Снаружи у дверей его остановил шамес.

— Сколько заработал? — сурово спросил он.

— Не знаю. Все деньги в кармане.

— Дай я пересчитаю.

Юноша отдал ему все. Шамес медленно сосчитал монеты при свете своего фонаря и положил себе в карман. Чужак ничего не сказал, затянул пояс и зашагал.

— Йоше, куда ты пойдешь?

— По миру.

— На ночь глядя? Тебе не страшно? Ночью в пути опасно…

— Всюду опасно.

— Ай, ну и телок же ты, Йоше! — сказал шамес. — Пойдем, пойдем со мной в бесмедреш.

Чужак повиновался. В бесмедреше шамес дал ему метлу и велел подмести, затем — принести дров и растопить печь. Потом привел его к себе домой, дал поесть и велел лезть на печку.

Йоше остался слугой в бесмедреше, помощником шамеса реб Куне.

Целыми днями он работал. На рассвете приносил дрова и растапливал огромную печь. Потом набирал воду из колодца, наполнял большую бочку и медные рукомойники, а кроме того, подметал пол, подбирал листы, вырванные из священных книг, и относил на чердак. Стекла в лампах он протирал полой одежды.

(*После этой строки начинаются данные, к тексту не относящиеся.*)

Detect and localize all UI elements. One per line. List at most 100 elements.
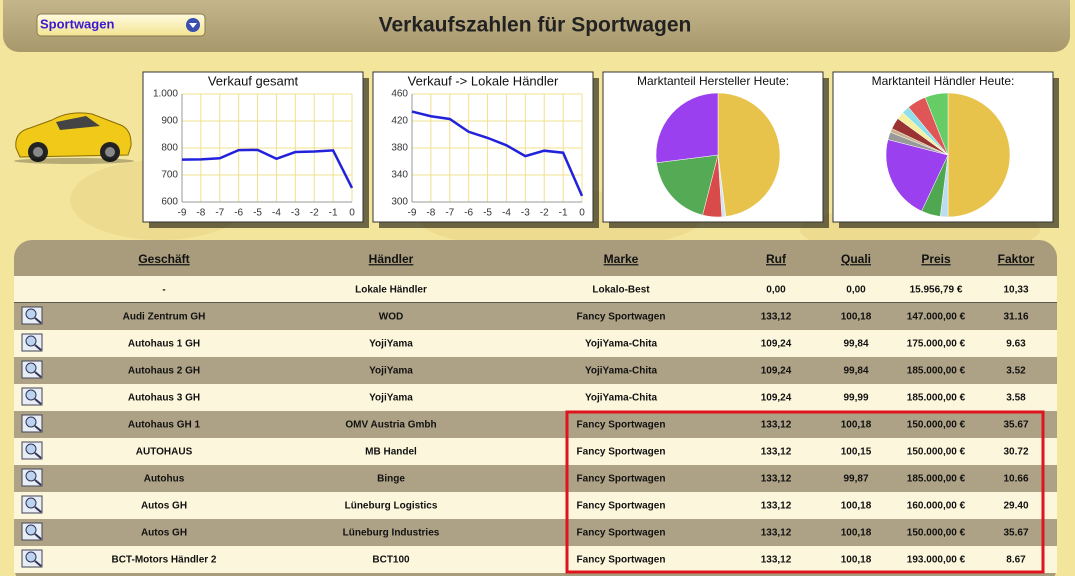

— Нечего бездельничать, иди работай! — тормошил его реб Куне каждый раз, когда он садился у двери почитать псалмы. — Псалмы будешь читать в субботу.

Сам реб Куне теперь ничего не делал. Он только справлял йорцайты, прятал свечи, носил общинную хупу на свадьбы богачей и звенел кружкой для сбора пожертвований на похоронах, крича: «Милостыня спасает от смерти!» Всю работу делал Йоше. Даже обязанность стучать в ставни еврейских домов на рассвете шамес переложил на него. Еще затемно он начинал бегать от окна к окну и стучать деревянным молотком.

Актеры Еврейского художественного театра, участвующие в спектакле «Йоше-телок», с Альбертом Эйнштейном. Нью-Йорк. 1934 год. Библиотека Вашингтонского университета

 

 

— Вставайте, люди, пора служить Б-гу! — кричал он.

Однажды ему за это досталось. Йоше еще плохо знал город и постучался к гою, чей дом стоял среди еврейских. За это гой облил его холодной водой. Йоше отряхнулся и пошел дальше, от окна к окну. Если ночью в городе кто-то умирал, Куне будил Йоше.

— Сегодня у тебя будет одним окном меньше. В городе покойник.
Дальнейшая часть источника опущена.